L’onde de choc du #Volkswagengate ne cesse d’avoir des répliques. Il est en passe de se transformer en #dieselgate éclaboussant bien d’autres constructeurs automobiles, soulignant toujours plus la contradiction entre deux objectifs contradictoires : la diminution de la consommation d’énergie d’un côté et la réduction des émissions polluantes de l’autre. Deux objectifs antinomiques pour nous aussi consommateurs, qui voudrions des voitures toujours plus sobres et moins chères qu’elles ne peuvent l’être. Un peu comme si entre boire et conduire nous n’arrivions pas à choisir la bonne option.

Pour Alain Girault, directeur de recherche à l’Inria, rapporte Industrie & Technologies, cette histoire est emblématique des transformations du monde automobile de ces dernières années avec l’intégration de plus en plus d’informatique au coeur du véhicule, permettant de réguler et contrôler leurs fonctions avancées. Cette intégration toujours plus poussée de l’électronique, Rue89 en avait très bien montré les implications, en nous racontant l’évolution du métier même de garagiste, où le diagnostic mécanique d’un véhicule se fait désormais entièrement par informatique. Avec une informatisation toujours plus poussée, les bancs de test fournis par les constructeurs ne laissent voir que ce que le constructeur veut bien laisser voir de ses programmes, chaque constructeur étant en concurrence avec l’autre.

Le volkswagengate a bien sûr reposé la double question de l’indépendance des contrôles et de la transparence du code. Si la question de l’indépendance des contrôles est en passe d’être résolue par des mesures d’homologation aléatoires en conditions de conduites réelles, la question de la transparence, pour des questions de propriété intellectuelle, elle, demeure complète.
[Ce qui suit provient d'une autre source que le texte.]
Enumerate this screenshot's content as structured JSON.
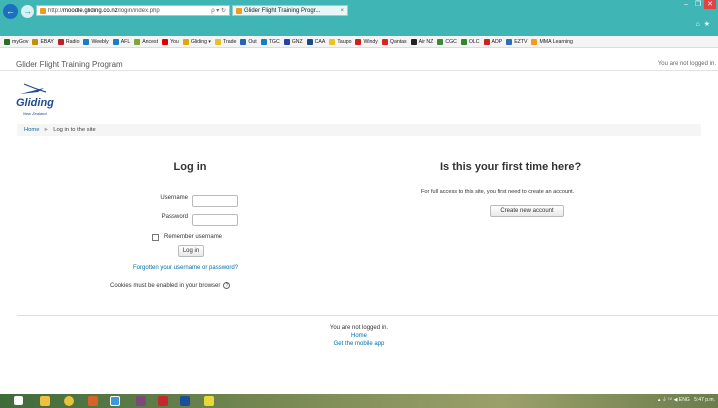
{
  "browser": {
    "url_prefix": "http://",
    "url_domain": "moodle.gliding.co.nz",
    "url_path": "/login/index.php",
    "address_icons": "ρ ▾ ↻",
    "tab_title": "Glider Flight Training Progr...",
    "tab_close": "×",
    "back_icon": "arrow-left-icon",
    "forward_icon": "arrow-right-icon"
  },
  "favorites": [
    {
      "label": "myGov",
      "color": "#2a6e2a"
    },
    {
      "label": "EBAY",
      "color": "#c49000"
    },
    {
      "label": "Radio",
      "color": "#b22"
    },
    {
      "label": "Weebly",
      "color": "#1a7cc4"
    },
    {
      "label": "AFL",
      "color": "#1a7cc4"
    },
    {
      "label": "Ancest",
      "color": "#7aa83a"
    },
    {
      "label": "You",
      "color": "#d00"
    },
    {
      "label": "Gliding ▾",
      "color": "#e2a800"
    },
    {
      "label": "Trade",
      "color": "#e8c020"
    },
    {
      "label": "Out",
      "color": "#2266bb"
    },
    {
      "label": "TGC",
      "color": "#1a7cc4"
    },
    {
      "label": "GNZ",
      "color": "#2244aa"
    },
    {
      "label": "CAA",
      "color": "#1a4a8a"
    },
    {
      "label": "Taupo",
      "color": "#f0c020"
    },
    {
      "label": "Windy",
      "color": "#c22"
    },
    {
      "label": "Qantas",
      "color": "#d22"
    },
    {
      "label": "Air NZ",
      "color": "#222"
    },
    {
      "label": "CGC",
      "color": "#3a8a3a"
    },
    {
      "label": "OLC",
      "color": "#2c8a2c"
    },
    {
      "label": "ADP",
      "color": "#c22"
    },
    {
      "label": "EZTV",
      "color": "#2a6fc0"
    },
    {
      "label": "MMA Learning",
      "color": "#f29b1d"
    }
  ],
  "header": {
    "site_title": "Glider Flight Training Program",
    "login_status": "You are not logged in."
  },
  "logo": {
    "word": "Gliding",
    "sub": "New Zealand"
  },
  "breadcrumb": {
    "home": "Home",
    "separator": "►",
    "current": "Log in to the site"
  },
  "login": {
    "title": "Log in",
    "username_label": "Username",
    "password_label": "Password",
    "remember_label": "Remember username",
    "button": "Log in",
    "forgot_link": "Forgotten your username or password?",
    "cookies_note": "Cookies must be enabled in your browser",
    "help_icon": "?"
  },
  "signup": {
    "title": "Is this your first time here?",
    "text": "For full access to this site, you first need to create an account.",
    "button": "Create new account"
  },
  "footer": {
    "status": "You are not logged in.",
    "home": "Home",
    "mobile_app": "Get the mobile app"
  },
  "taskbar": {
    "tray": "▴ ⏚ ⁽¹⁾ ◀ ENG",
    "time": "5:47 p.m."
  }
}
Pour Eben Moglen, avocat de la Free Software Foundation et président du Software Freedom Law Center, grand chantre de la défense du logiciel libre, cet exemple illustre toute la limite des logiciels propriétaires que nul ne peut inspecter, rappelait-il au New York Times. A l’heure où le logiciel est partout, dans les avions, les appareils médicaux, les voitures… nous devons exiger que les logiciels puissent être inspectés, estime Moglen. « Si Volkswagen savait que chaque client qui achète un véhicule avait le droit d’en lire le code source, ils n’auraient jamais envisagé de tricher ». Pour Wired, Alex Davies explique pourtant que l’Agence de l’environnement américaine (EPA) s’est opposée récemment à une demande de chercheurs réclamant l’ouverture partielle du code des voitures pour qu’il puisse être examiné de manière indépendante, au prétexte que des utilisateurs mal intentionnés auraient pu utiliser cette information pour modifier le comportement de leurs voitures en les rendant plus puissantes au détriment de la réduction de leurs émissions polluantes. Pas de chance, ce ne sont pas les utilisateurs qui ont utilisé cette faille.

Vers une généralisation des logiciels tricheurs ?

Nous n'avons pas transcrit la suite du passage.